Are You Measuring Your Rate of Improvement?

Good morning!

It’s sheer craziness here. Did I tell you that we’re moving? To a new apartment here in Manhattan. Anyone want to buy a used bike?

Not So Subliminal Ad for The Sales House.

"Being ignorant is not so much a shame, as being unwilling to learn.” Benjamin Franklin

Sales Thought of the Day

What’s the point of raising quotas if your sellers haven't increased their capabilities to sell by at least the same percentage increase?

What’s the logic behind increasing individual quotas by 5% if your sellers haven’t similarly improved their sales capabilities by 5%?

Here’s a question for sales leaders: what data are you using to measure if your sellers are ready, or capable, of selling more (from one year to the next?)

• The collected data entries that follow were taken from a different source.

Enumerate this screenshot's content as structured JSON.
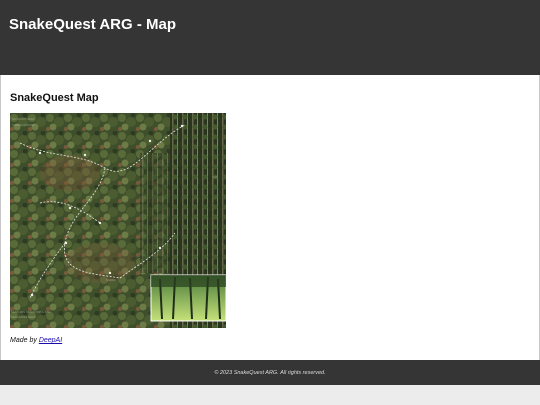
{
  "header": {
    "title": "SnakeQuest ARG - Map"
  },
  "main": {
    "section_title": "SnakeQuest Map",
    "credit_prefix": "Made by",
    "credit_link": "DeepAI"
  },
  "footer": {
    "text": "© 2023 SnakeQuest ARG. All rights reserved."
  },
  "colors": {
    "header_bg": "#353535",
    "link": "#1a0dab",
    "forest_dark": "#2f3d22",
    "forest_mid": "#5a6b3a",
    "path": "#e8e8e0"
  }
}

Sales analysts like CSO Insights have been reporting for several years that the percentage of sellers hitting quota is dropping in B2B sales. We’ve all heard that.

The typical knee-jerk response is to blame the seller.

However, I believe this “quota gap” is more reflective of a growing “readiness gap.”

A readiness gap meaning that companies are not appropriately investing in the development of their sellers at a rate that keeps pace with their target revenue growth rate. Thus, sellers are not ready to hit their targets.

I know that many sales leaders associate the term readiness solely in conjunction with on-boarding new reps.

However, a sales career ideally is a progression from entry-level to skilled professional. Each step along the way requires a different level of readiness.

In the era of the data-driven sales culture, it seems to me that we need a metric for capabilities and readiness and the rate at which they change.

Then, if leaders want to arbitrarily increase quotas at the start of a year, at least they would have data to illustrate how big of hole they’ll be digging for themselves.

If anyone has such a metric they use with their sellers, I’d love to learn about it.